Terry Greer-King, vice-president EMEA at SonicWall, discusses looking past the hype when it comes to blockchain and cyber security
A boundless model can lead the way towards blockchain-powered cyber security.
Within the cyber security industry, there is perhaps no technology that polarises opinion quite as strongly as blockchain. For some, its decentralised model is the future, protecting every node across a network. For others, the hype is outweighed by a limited functionality and, up until now, a limited uptake. But, when we look at the distributed IT model that businesses are now forced to operate in, it becomes clear that blockchain has an important role to play moving forwards.
Vendor collaboration in cyber security industry essential during Covid-19
Traditionally, enterprises have been shielded by a security perimeter around the corporate network, which kept out malicious actors. But this model has drastically changed, and has instead been replaced by a boundless model: enterprises now need to operate in a ‘always on’ IT landscape, where everyone is remote, mobile, and therefore less secure. The previous perimeter-based system is essentially no more, changing into a multitude of endpoints spread across geographies. Meanwhile, malicious actors have continued to diversify their attacks, becoming increasingly invasive and targeted.
Blockchain is far from perfect, and it is certainly not as embedded in enterprise security portfolios as other technologies but, looking forward, there is a strong chance that it will take centre stage, as security continues to emphasise PKI cryptography over flawed human-centric decision-making.
The traceability challenge
With the blockchain, every transaction is instantly identifiable and time-stamped.

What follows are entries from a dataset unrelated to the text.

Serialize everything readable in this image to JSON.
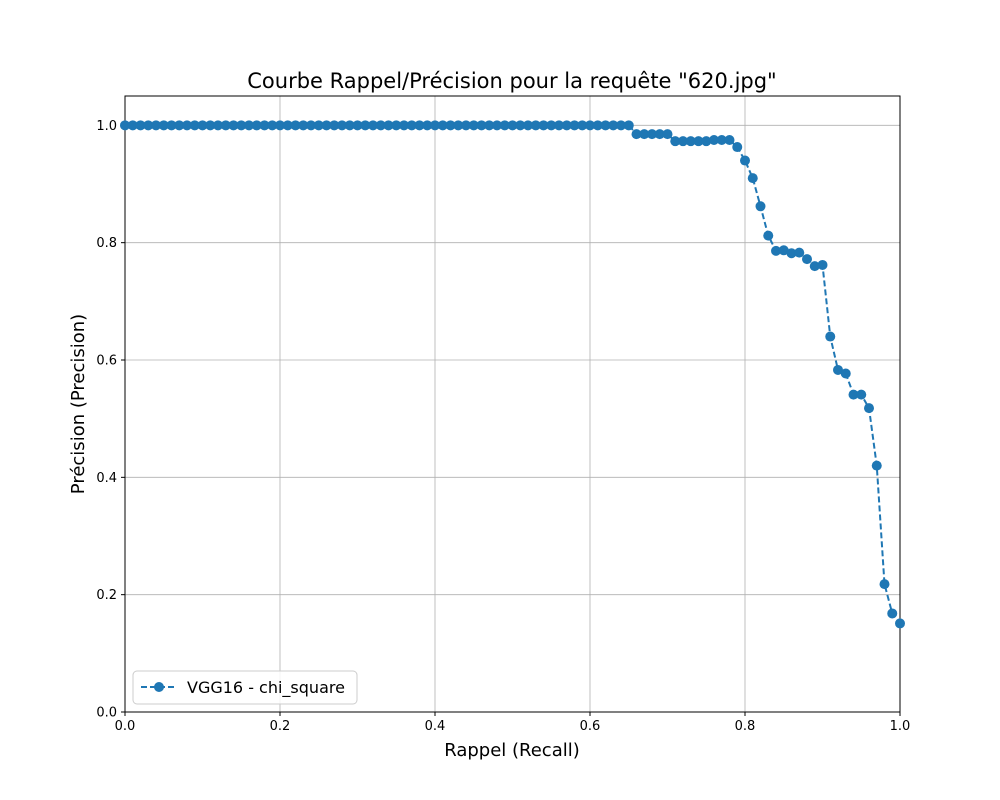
{
  "chart_data": {
    "type": "line",
    "title": "Courbe Rappel/Précision pour la requête \"620.jpg\"",
    "xlabel": "Rappel (Recall)",
    "ylabel": "Précision (Precision)",
    "xlim": [
      0,
      1.0
    ],
    "ylim": [
      0,
      1.05
    ],
    "xticks": [
      "0.0",
      "0.2",
      "0.4",
      "0.6",
      "0.8",
      "1.0"
    ],
    "yticks": [
      "0.0",
      "0.2",
      "0.4",
      "0.6",
      "0.8",
      "1.0"
    ],
    "grid": true,
    "legend_position": "lower-left",
    "series": [
      {
        "name": "VGG16 - chi_square",
        "color": "#1f77b4",
        "line_style": "dashed",
        "marker": "circle",
        "x": [
          0.0,
          0.01,
          0.02,
          0.03,
          0.04,
          0.05,
          0.06,
          0.07,
          0.08,
          0.09,
          0.1,
          0.11,
          0.12,
          0.13,
          0.14,
          0.15,
          0.16,
          0.17,
          0.18,
          0.19,
          0.2,
          0.21,
          0.22,
          0.23,
          0.24,
          0.25,
          0.26,
          0.27,
          0.28,
          0.29,
          0.3,
          0.31,
          0.32,
          0.33,
          0.34,
          0.35,
          0.36,
          0.37,
          0.38,
          0.39,
          0.4,
          0.41,
          0.42,
          0.43,
          0.44,
          0.45,
          0.46,
          0.47,
          0.48,
          0.49,
          0.5,
          0.51,
          0.52,
          0.53,
          0.54,
          0.55,
          0.56,
          0.57,
          0.58,
          0.59,
          0.6,
          0.61,
          0.62,
          0.63,
          0.64,
          0.65,
          0.66,
          0.67,
          0.68,
          0.69,
          0.7,
          0.71,
          0.72,
          0.73,
          0.74,
          0.75,
          0.76,
          0.77,
          0.78,
          0.79,
          0.8,
          0.81,
          0.82,
          0.83,
          0.84,
          0.85,
          0.86,
          0.87,
          0.88,
          0.89,
          0.9,
          0.91,
          0.92,
          0.93,
          0.94,
          0.95,
          0.96,
          0.97,
          0.98,
          0.99,
          1.0
        ],
        "y": [
          1.0,
          1.0,
          1.0,
          1.0,
          1.0,
          1.0,
          1.0,
          1.0,
          1.0,
          1.0,
          1.0,
          1.0,
          1.0,
          1.0,
          1.0,
          1.0,
          1.0,
          1.0,
          1.0,
          1.0,
          1.0,
          1.0,
          1.0,
          1.0,
          1.0,
          1.0,
          1.0,
          1.0,
          1.0,
          1.0,
          1.0,
          1.0,
          1.0,
          1.0,
          1.0,
          1.0,
          1.0,
          1.0,
          1.0,
          1.0,
          1.0,
          1.0,
          1.0,
          1.0,
          1.0,
          1.0,
          1.0,
          1.0,
          1.0,
          1.0,
          1.0,
          1.0,
          1.0,
          1.0,
          1.0,
          1.0,
          1.0,
          1.0,
          1.0,
          1.0,
          1.0,
          1.0,
          1.0,
          1.0,
          1.0,
          1.0,
          0.985,
          0.985,
          0.985,
          0.985,
          0.985,
          0.973,
          0.973,
          0.973,
          0.973,
          0.973,
          0.975,
          0.975,
          0.975,
          0.963,
          0.94,
          0.91,
          0.862,
          0.812,
          0.786,
          0.787,
          0.782,
          0.783,
          0.772,
          0.76,
          0.762,
          0.64,
          0.583,
          0.577,
          0.541,
          0.541,
          0.518,
          0.42,
          0.218,
          0.168,
          0.151
        ]
      }
    ]
  }
}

From a cyber security angle, this provides organisations with additional reassurance that the data is authentic and has not been tampered with, ensuring its integrity throughout the transaction, and the confidentiality of the blockchain makes sure that data is off limits for external parties.

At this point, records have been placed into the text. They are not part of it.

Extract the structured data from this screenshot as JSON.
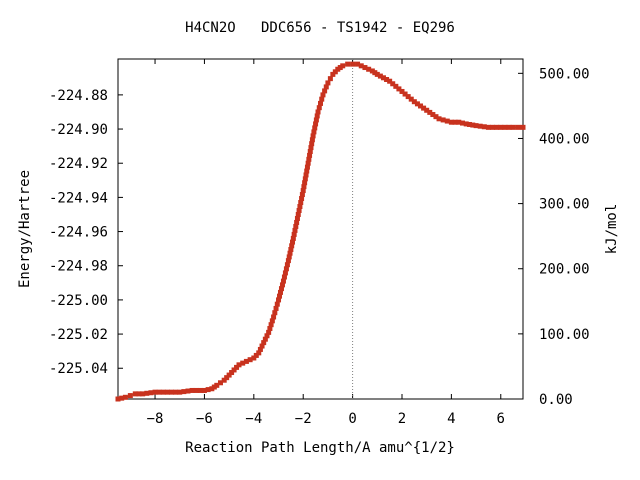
{
  "chart_data": {
    "type": "line",
    "title": "H4CN2O   DDC656 - TS1942 - EQ296",
    "xlabel": "Reaction Path Length/A amu^{1/2}",
    "ylabel": "Energy/Hartree",
    "y2label": "kJ/mol",
    "xlim": [
      -9.5,
      6.9
    ],
    "ylim": [
      -225.058,
      -224.859
    ],
    "y2lim": [
      0,
      522
    ],
    "xticks": [
      -8,
      -6,
      -4,
      -2,
      0,
      2,
      4,
      6
    ],
    "xtick_labels": [
      "−8",
      "−6",
      "−4",
      "−2",
      "0",
      "2",
      "4",
      "6"
    ],
    "yticks": [
      -224.88,
      -224.9,
      -224.92,
      -224.94,
      -224.96,
      -224.98,
      -225.0,
      -225.02,
      -225.04
    ],
    "ytick_labels": [
      "-224.88",
      "-224.90",
      "-224.92",
      "-224.94",
      "-224.96",
      "-224.98",
      "-225.00",
      "-225.02",
      "-225.04"
    ],
    "y2ticks": [
      0,
      100,
      200,
      300,
      400,
      500
    ],
    "y2tick_labels": [
      "0.00",
      "100.00",
      "200.00",
      "300.00",
      "400.00",
      "500.00"
    ],
    "ts_marker_x": 0,
    "grid": false,
    "colors": {
      "line": "#00a000",
      "points": "#c8321e",
      "ts_line": "#808080",
      "frame": "#000000"
    },
    "series": [
      {
        "x": [
          -9.5,
          -9.2,
          -9.0,
          -8.8,
          -8.5,
          -8.0,
          -7.5,
          -7.0,
          -6.5,
          -6.0,
          -5.7,
          -5.5,
          -5.2,
          -5.0,
          -4.8,
          -4.6,
          -4.3,
          -4.0,
          -3.8,
          -3.6,
          -3.4,
          -3.2,
          -3.0,
          -2.8,
          -2.6,
          -2.4,
          -2.2,
          -2.0,
          -1.8,
          -1.6,
          -1.4,
          -1.2,
          -1.0,
          -0.8,
          -0.6,
          -0.4,
          -0.2,
          0.0,
          0.2,
          0.5,
          0.8,
          1.0,
          1.5,
          2.0,
          2.5,
          3.0,
          3.5,
          4.0,
          4.3,
          4.6,
          5.0,
          5.5,
          6.0,
          6.5,
          6.9
        ],
        "y": [
          -225.058,
          -225.057,
          -225.056,
          -225.055,
          -225.055,
          -225.054,
          -225.054,
          -225.054,
          -225.053,
          -225.053,
          -225.052,
          -225.05,
          -225.047,
          -225.044,
          -225.041,
          -225.038,
          -225.036,
          -225.034,
          -225.031,
          -225.025,
          -225.019,
          -225.01,
          -225.0,
          -224.989,
          -224.977,
          -224.964,
          -224.95,
          -224.936,
          -224.92,
          -224.904,
          -224.89,
          -224.88,
          -224.873,
          -224.868,
          -224.865,
          -224.863,
          -224.862,
          -224.862,
          -224.862,
          -224.864,
          -224.866,
          -224.868,
          -224.872,
          -224.878,
          -224.884,
          -224.889,
          -224.894,
          -224.896,
          -224.896,
          -224.897,
          -224.898,
          -224.899,
          -224.899,
          -224.899,
          -224.899
        ]
      }
    ]
  }
}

A central theme of blockchain-based cyber security, particularly around the traceability issue, is: how does it fit in with today’s complex regulatory landscape? The GDPR principle around the right to be forgotten is a particular challenge, because the blockchain’s immutability means that data is not deleted or altered. A solution to this would be to encrypt data stored in the blockchain before it is subsequently hashed into the system. This ensures that, if the encryption keys are destroyed, the data is rendered unprocessable and void.

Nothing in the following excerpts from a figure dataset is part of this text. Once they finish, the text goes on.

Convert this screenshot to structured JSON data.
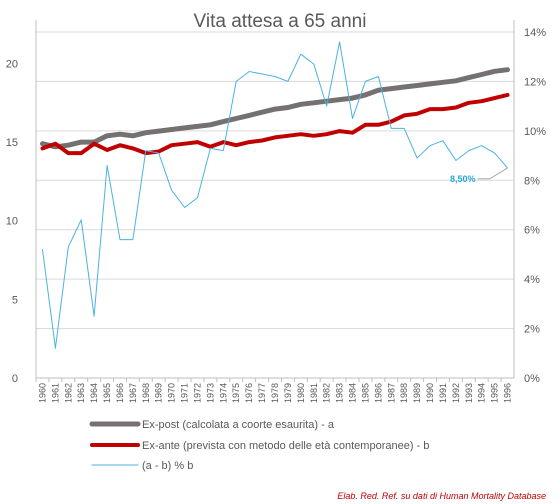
{
  "chart_data": {
    "type": "line",
    "title": "Vita attesa a 65 anni",
    "x": [
      1960,
      1961,
      1962,
      1963,
      1964,
      1965,
      1966,
      1967,
      1968,
      1969,
      1970,
      1971,
      1972,
      1973,
      1974,
      1975,
      1976,
      1977,
      1978,
      1979,
      1980,
      1981,
      1982,
      1983,
      1984,
      1985,
      1986,
      1987,
      1988,
      1989,
      1990,
      1991,
      1992,
      1993,
      1994,
      1995,
      1996
    ],
    "y_left_lim": [
      0,
      22
    ],
    "y_left_ticks": [
      0,
      5,
      10,
      15,
      20
    ],
    "y_right_lim": [
      0,
      14
    ],
    "y_right_ticks": [
      "0%",
      "2%",
      "4%",
      "6%",
      "8%",
      "10%",
      "12%",
      "14%"
    ],
    "series": [
      {
        "name": "Ex-post (calcolata a coorte esaurita) - a",
        "axis": "left",
        "color": "#767171",
        "values": [
          14.9,
          14.7,
          14.8,
          15.0,
          15.0,
          15.4,
          15.5,
          15.4,
          15.6,
          15.7,
          15.8,
          15.9,
          16.0,
          16.1,
          16.3,
          16.5,
          16.7,
          16.9,
          17.1,
          17.2,
          17.4,
          17.5,
          17.6,
          17.7,
          17.8,
          18.0,
          18.3,
          18.4,
          18.5,
          18.6,
          18.7,
          18.8,
          18.9,
          19.1,
          19.3,
          19.5,
          19.6
        ]
      },
      {
        "name": "Ex-ante (prevista con metodo delle età contemporanee) - b",
        "axis": "left",
        "color": "#c00000",
        "values": [
          14.6,
          14.9,
          14.3,
          14.3,
          14.9,
          14.5,
          14.8,
          14.6,
          14.3,
          14.4,
          14.8,
          14.9,
          15.0,
          14.7,
          15.0,
          14.8,
          15.0,
          15.1,
          15.3,
          15.4,
          15.5,
          15.4,
          15.5,
          15.7,
          15.6,
          16.1,
          16.1,
          16.3,
          16.7,
          16.8,
          17.1,
          17.1,
          17.2,
          17.5,
          17.6,
          17.8,
          18.0
        ]
      },
      {
        "name": "(a - b) % b",
        "axis": "right",
        "color": "#4bb3e0",
        "values": [
          5.2,
          1.2,
          5.3,
          6.4,
          2.5,
          8.6,
          5.6,
          5.6,
          9.2,
          9.1,
          7.6,
          6.9,
          7.3,
          9.3,
          9.2,
          12.0,
          12.4,
          12.3,
          12.2,
          12.0,
          13.1,
          12.7,
          11.0,
          13.6,
          10.5,
          12.0,
          12.2,
          10.1,
          10.1,
          8.9,
          9.4,
          9.6,
          8.8,
          9.2,
          9.4,
          9.1,
          8.5
        ]
      }
    ],
    "annotation": {
      "text": "8,50%",
      "x": 1996,
      "value": 8.5
    },
    "gridlines": "horizontal",
    "legend_position": "bottom"
  },
  "source": "Elab. Red. Ref. su dati di Human Mortality Database"
}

Blockchain is by no means a perfected technology, and there is still obvious room for improvement. Crucially, changes must be made to design a blockchain that not only effectively secures data but also upholds regulatory compliance.
Decentralisation: the model of the future?
Blockchain technology, in its core design, is structured so that data is not stored within a central entity. Data is never stored in a single physical location, which could be vulnerable to malware intrusions. Because every single node across a single blockchain is democratically controlled, a single compromised node would render the entire system unexecutable.
Blockchain in energy: Optimising profits with decentralised trading
For example, if your motorbike has a punctured tyre, you would stop, and ensure that it is fixed. If your vehicle does not alert you, and you carry on as normal, you remain at risk. The same goes for business security. If you do not know that your system is compromised, how do you know where to start making it right? How do you know that you need to improve security? Looking back to Marriott’s first data breach, for instance: the system was first infiltrated during 2014, only for the breach to be revealed to the public four years later. In that time, up to 500 million customer records were leaked. If the perimeter had been protected by a decentralised system of nodes connected in a blockchain, this would not have happened, as the second a hacker attempted to tamper with the data, the system would have analysed each and every block, identifying the outliers and excluding them from the chain.
Designed for the new era of boundless computing
When external interfaces of the blockchain, especially for the inserting or reading of data, are secured, data is protected across the whole transactional route. Looking forward, companies like Marriott would be able to implement secure systems and avoid the £99 million fine handed out in 2019 by the Information Commissioner’s Office.
Blockchain as a technology is still in a period of development, and we are only just breaking the surface of what can be achieved with it. In a sense, it is designed for the very era that we are now entering: the era of boundless computing, where distributed IT has become the norm. A multitude of devices can be secured by blockchain PKI, distributed enterprise networks can be secured at the edge, organisations can tackle the challenge of remote working, and decentralisation ensures tampered systems are discovered and intruders stopped.